L’eccezione è fondata e meritevole di accoglimento.
L’ufficio, infatti, individua con l’avviso di accertamento una serie di soggetti, facendo riferimento a degli “elenchi clienti e fornitori”, i quali avrebbero ricevuto prestazioni di servizio dall’associazione e procede conseguentemente ad accertare ai fini IRES e IRAP ai sensi dell’art. 41, D.P.R. 600/73 un imponibile pari al 3% delle prestazioni effettuate e un’imposta IVA non versata ai sensi dell’art. 74, D.P.R. 633/72.
Detti elenchi clienti e fornitori, però, come eccepiscono i ricorrenti, non sono stati allegati dall’ufficio all’avviso, né è stato riprodotto in questo il loro contenuto sostanziale, avendo, al contrario, l’ente accertante ritenuto sufficiente fornire un prospetto contenente un’elencazione di soggetti con l’indicazione della partita IVA, dell’importo della prestazione e dell’ammontare dell’imposta IVA. Il prospetto riportato nell’avviso impugnato non contiene i dati essenziali degli elenchi clienti e fornitori (numero protocollo di acquisizione, data d’invio) e non consente quindi ai ricorrenti di avere piena conoscenza della pretesa erariale per poter organizzare al meglio la propria difesa.
Va richiamato al riguardo l’art. 42, D.P.R. 600/73, il quale dispone che “l’avviso di accertamento deve essere motivato in relazione ai presupposti di fatto e le ragioni giuridiche che lo hanno determinato …. Se la motivazione fa riferimento a un altro atto non conosciuto né ricevuto dal contribuente, questo deve essere allegato all’atto che lo richiama, salvo che quest’ultimo non ne riproduca il contenuto essenziale. L’accertamento è nullo se l’avviso non reca la sottoscrizione, le indicazioni, la motivazione … e ad esso non è allegata la documentazione di cui all’ultimo periodo del secondo comma.”
Principio ribadito successivamente dalla legge 241 del 7-8-90 che all’art. 3, commi 1 e 2 sancisce l’obbligo di motivazione di ogni provvedimento amministrativo, dalla legge 212/2000 (Statuto del Contribuente), la quale all’art. 7 prevede, in caso di motivazione per relationem, l’obbligatoria allegazione dell’atto richiamato, dal D.Lgs. 32/2001, che all’art. 1, modificando l’art. 42 del D.P.R. 600/73, consente, in luogo dell’obbligatoria allegazione, la sua riproduzione nel contenuto essenziale.
Giova altresì richiamare il principio più volte ribadito dalla Corte di Cassazione e condiviso da questo Collegio, secondo cui per contenuto essenziale deve intendersi l’insieme di quelle parti (oggetto, contenuto e destinatari) dell’atto o del documento che risultino necessarie e sufficienti per sostenere il contenuto del provvedimento adottato, e la cui indicazione consente al contribuente – e al giudice in sede di eventuale sindacato giurisdizionale – di individuare i luoghi specifici dell’atto richiamato nei quali risiedono quelle parti del discorso che formano gli elementi della motivazione del provvedimento (cfr. fra tutte Cass.
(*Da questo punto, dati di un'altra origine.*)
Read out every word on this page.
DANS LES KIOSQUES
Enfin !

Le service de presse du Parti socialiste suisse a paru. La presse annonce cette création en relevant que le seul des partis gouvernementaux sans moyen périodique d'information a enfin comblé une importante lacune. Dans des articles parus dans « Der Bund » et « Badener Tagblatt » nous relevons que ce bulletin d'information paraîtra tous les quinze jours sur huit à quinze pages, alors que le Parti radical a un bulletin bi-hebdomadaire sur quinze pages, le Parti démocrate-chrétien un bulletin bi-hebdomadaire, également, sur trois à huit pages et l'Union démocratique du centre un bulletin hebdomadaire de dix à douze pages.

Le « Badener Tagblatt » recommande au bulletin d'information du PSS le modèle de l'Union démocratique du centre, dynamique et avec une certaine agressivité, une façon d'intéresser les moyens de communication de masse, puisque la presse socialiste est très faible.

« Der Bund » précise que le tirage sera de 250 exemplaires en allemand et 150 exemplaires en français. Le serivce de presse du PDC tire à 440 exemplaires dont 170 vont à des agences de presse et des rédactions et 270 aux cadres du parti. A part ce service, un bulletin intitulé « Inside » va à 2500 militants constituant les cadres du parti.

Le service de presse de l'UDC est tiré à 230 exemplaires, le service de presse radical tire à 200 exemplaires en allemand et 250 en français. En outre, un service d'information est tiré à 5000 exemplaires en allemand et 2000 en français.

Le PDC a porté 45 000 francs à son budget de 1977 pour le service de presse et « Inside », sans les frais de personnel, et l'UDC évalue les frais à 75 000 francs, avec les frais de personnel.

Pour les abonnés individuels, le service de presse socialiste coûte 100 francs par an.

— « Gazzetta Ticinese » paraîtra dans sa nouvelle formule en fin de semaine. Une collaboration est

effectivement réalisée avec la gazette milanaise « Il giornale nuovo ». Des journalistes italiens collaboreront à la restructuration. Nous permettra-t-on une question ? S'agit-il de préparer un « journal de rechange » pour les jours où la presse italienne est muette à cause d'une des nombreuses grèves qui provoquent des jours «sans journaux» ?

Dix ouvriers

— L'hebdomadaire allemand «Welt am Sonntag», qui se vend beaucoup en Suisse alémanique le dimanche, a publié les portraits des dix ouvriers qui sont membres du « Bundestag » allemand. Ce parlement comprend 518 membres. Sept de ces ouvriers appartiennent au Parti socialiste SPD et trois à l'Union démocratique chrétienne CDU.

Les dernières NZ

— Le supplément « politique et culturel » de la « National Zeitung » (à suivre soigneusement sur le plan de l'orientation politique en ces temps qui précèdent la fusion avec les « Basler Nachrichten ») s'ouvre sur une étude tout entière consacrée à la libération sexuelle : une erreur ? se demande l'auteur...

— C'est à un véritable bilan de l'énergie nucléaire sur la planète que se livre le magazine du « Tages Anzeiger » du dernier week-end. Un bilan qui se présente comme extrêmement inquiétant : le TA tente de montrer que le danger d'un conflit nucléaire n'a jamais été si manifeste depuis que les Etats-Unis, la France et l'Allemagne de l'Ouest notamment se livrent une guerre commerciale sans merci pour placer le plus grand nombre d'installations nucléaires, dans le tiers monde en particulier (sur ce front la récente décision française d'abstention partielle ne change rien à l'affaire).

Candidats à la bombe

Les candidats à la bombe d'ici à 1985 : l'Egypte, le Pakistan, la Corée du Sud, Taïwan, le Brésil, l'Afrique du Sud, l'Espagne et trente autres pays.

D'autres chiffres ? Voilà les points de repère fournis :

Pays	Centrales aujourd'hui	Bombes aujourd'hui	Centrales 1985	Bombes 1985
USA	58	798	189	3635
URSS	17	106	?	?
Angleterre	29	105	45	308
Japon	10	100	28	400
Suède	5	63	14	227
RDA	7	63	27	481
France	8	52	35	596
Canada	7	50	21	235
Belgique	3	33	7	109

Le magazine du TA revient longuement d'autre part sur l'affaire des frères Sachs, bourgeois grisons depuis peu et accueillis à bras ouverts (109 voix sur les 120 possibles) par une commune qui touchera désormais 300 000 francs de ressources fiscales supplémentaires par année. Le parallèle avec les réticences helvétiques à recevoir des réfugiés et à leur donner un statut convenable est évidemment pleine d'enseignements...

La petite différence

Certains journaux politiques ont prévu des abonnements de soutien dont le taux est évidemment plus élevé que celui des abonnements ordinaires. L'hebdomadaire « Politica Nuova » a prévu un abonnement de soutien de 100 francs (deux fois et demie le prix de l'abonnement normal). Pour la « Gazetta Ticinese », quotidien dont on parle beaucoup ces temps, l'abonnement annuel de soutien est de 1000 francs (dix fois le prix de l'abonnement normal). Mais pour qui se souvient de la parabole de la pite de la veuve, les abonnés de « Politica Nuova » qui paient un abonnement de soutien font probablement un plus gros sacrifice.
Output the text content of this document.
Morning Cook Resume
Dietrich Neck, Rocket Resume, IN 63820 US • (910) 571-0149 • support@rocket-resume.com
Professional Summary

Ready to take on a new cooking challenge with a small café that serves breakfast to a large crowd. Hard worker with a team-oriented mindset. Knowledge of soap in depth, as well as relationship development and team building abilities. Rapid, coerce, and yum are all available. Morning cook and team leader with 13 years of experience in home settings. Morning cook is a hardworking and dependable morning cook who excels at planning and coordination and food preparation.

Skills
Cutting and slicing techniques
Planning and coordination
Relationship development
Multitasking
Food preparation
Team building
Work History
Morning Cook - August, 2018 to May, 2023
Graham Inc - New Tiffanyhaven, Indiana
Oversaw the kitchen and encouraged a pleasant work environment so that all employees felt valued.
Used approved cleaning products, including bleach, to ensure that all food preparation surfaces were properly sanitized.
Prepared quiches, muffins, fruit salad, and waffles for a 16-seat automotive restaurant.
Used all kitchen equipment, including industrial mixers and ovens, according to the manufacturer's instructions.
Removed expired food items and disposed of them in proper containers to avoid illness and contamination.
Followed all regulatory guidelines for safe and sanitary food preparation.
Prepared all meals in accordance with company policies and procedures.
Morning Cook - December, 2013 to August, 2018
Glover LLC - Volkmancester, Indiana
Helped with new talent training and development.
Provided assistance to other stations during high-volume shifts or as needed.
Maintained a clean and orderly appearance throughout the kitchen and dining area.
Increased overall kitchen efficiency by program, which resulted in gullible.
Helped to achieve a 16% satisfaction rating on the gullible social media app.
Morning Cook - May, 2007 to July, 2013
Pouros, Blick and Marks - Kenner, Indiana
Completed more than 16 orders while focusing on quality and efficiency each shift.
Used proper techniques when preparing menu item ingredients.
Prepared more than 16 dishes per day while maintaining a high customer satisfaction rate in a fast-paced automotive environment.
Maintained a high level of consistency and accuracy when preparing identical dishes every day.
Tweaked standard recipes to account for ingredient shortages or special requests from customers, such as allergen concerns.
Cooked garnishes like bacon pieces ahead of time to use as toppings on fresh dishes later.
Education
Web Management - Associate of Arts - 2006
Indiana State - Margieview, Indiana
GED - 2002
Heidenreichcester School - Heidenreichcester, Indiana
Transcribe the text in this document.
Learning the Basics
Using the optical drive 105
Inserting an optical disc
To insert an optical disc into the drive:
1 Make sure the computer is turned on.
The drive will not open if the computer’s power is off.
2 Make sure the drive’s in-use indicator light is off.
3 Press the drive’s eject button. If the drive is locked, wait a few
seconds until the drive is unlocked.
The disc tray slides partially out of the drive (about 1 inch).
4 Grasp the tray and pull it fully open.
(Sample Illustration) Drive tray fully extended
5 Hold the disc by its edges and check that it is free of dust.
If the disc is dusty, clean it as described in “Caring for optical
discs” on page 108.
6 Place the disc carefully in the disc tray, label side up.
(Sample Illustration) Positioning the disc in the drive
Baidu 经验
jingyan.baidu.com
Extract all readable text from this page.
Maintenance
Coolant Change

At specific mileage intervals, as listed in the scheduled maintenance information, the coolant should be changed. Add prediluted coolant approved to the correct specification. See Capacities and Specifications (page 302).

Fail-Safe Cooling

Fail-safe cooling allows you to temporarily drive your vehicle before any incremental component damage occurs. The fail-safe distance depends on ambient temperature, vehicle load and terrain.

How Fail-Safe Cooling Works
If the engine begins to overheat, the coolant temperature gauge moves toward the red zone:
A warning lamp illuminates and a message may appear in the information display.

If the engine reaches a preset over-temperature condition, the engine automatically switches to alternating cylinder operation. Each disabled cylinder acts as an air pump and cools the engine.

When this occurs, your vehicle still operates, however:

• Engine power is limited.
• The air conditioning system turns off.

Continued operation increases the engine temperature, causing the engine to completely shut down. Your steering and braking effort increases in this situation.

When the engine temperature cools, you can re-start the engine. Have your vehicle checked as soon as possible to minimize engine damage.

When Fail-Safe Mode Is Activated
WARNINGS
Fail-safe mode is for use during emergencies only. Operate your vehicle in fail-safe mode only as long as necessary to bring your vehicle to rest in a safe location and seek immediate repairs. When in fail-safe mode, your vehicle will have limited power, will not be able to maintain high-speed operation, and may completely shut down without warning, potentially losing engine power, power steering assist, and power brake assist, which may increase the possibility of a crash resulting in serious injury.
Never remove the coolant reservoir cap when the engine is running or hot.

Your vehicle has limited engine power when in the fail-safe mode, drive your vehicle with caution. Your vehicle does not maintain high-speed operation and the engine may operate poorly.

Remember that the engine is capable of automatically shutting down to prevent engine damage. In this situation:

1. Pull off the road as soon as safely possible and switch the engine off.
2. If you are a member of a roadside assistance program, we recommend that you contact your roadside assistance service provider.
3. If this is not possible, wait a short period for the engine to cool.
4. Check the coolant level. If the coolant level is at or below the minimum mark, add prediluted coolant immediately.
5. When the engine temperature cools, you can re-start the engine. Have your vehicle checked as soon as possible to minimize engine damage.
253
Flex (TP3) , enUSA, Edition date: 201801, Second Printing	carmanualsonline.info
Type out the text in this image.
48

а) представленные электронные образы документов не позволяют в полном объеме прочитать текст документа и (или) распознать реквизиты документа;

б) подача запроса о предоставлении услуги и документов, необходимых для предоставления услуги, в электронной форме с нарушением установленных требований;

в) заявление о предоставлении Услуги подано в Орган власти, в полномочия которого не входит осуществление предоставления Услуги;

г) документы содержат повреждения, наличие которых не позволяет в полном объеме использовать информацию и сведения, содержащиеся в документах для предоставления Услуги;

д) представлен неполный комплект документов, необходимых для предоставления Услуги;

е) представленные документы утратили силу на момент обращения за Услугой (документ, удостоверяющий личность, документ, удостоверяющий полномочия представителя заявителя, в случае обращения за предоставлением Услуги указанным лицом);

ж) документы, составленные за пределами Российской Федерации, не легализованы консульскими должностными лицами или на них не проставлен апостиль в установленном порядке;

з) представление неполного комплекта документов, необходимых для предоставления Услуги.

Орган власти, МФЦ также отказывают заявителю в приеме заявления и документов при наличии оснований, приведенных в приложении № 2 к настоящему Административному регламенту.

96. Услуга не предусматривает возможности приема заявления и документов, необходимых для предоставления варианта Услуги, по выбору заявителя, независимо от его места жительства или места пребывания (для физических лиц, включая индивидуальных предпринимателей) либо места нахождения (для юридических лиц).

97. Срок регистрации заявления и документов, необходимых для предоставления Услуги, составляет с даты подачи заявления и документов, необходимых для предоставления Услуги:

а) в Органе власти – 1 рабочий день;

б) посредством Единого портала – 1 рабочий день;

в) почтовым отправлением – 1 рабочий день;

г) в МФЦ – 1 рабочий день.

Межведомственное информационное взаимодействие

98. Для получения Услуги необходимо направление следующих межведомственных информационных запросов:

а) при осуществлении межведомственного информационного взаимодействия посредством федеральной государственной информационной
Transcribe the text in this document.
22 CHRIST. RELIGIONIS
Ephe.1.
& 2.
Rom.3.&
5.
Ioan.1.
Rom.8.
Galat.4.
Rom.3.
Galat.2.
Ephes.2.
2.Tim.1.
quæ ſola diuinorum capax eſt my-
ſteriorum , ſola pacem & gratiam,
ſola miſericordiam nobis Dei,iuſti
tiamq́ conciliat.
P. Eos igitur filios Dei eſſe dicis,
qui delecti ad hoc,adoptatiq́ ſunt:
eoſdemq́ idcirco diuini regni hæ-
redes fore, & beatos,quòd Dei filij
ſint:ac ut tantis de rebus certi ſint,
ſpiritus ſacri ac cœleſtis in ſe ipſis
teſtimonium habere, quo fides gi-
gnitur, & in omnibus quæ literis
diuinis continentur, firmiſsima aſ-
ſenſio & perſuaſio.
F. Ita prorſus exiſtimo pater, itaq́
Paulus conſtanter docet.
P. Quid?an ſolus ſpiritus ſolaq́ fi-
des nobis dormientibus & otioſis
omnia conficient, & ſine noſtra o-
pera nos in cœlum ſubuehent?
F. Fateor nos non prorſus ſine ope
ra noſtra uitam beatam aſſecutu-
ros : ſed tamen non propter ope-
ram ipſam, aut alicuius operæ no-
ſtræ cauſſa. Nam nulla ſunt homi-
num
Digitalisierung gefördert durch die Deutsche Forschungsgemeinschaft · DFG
Sez. 5 Sent. 6914 del 2011, Cass. Sez. 5 Sent. 1906 del 2008).
Ne consegue che l’avviso d’accertamento de quo non soddisfa alcuna delle disposizioni normative citate e quindi deve essere ritenuto nullo.
Eccepiscono inoltre i ricorrenti che all’avviso non è stata allegata copia della delega alla firma conferita dal direttore provinciale al capo ufficio.
La doglianza non è condivisibile, atteso innanzitutto che la delega del direttore provinciale al capo ufficio controlli, conferita con nota prot. 2011/63291 del 12-8-2011 (in data anteriore a quella dell’accertamento, 10-10-12), è stata comunque prodotta in giudizio dalla resistente (in caso di contestazione, come nella fattispecie, infatti, incombe all’amministrazione dimostrare l’esercizio del potere sostitutivo o la presenza della delega), poi perché il conferimento di delega costituisce un atto interno del quale nessuna norma ne impone l’allegazione all’atto impositivo o ne prevede la trascrizione in questo.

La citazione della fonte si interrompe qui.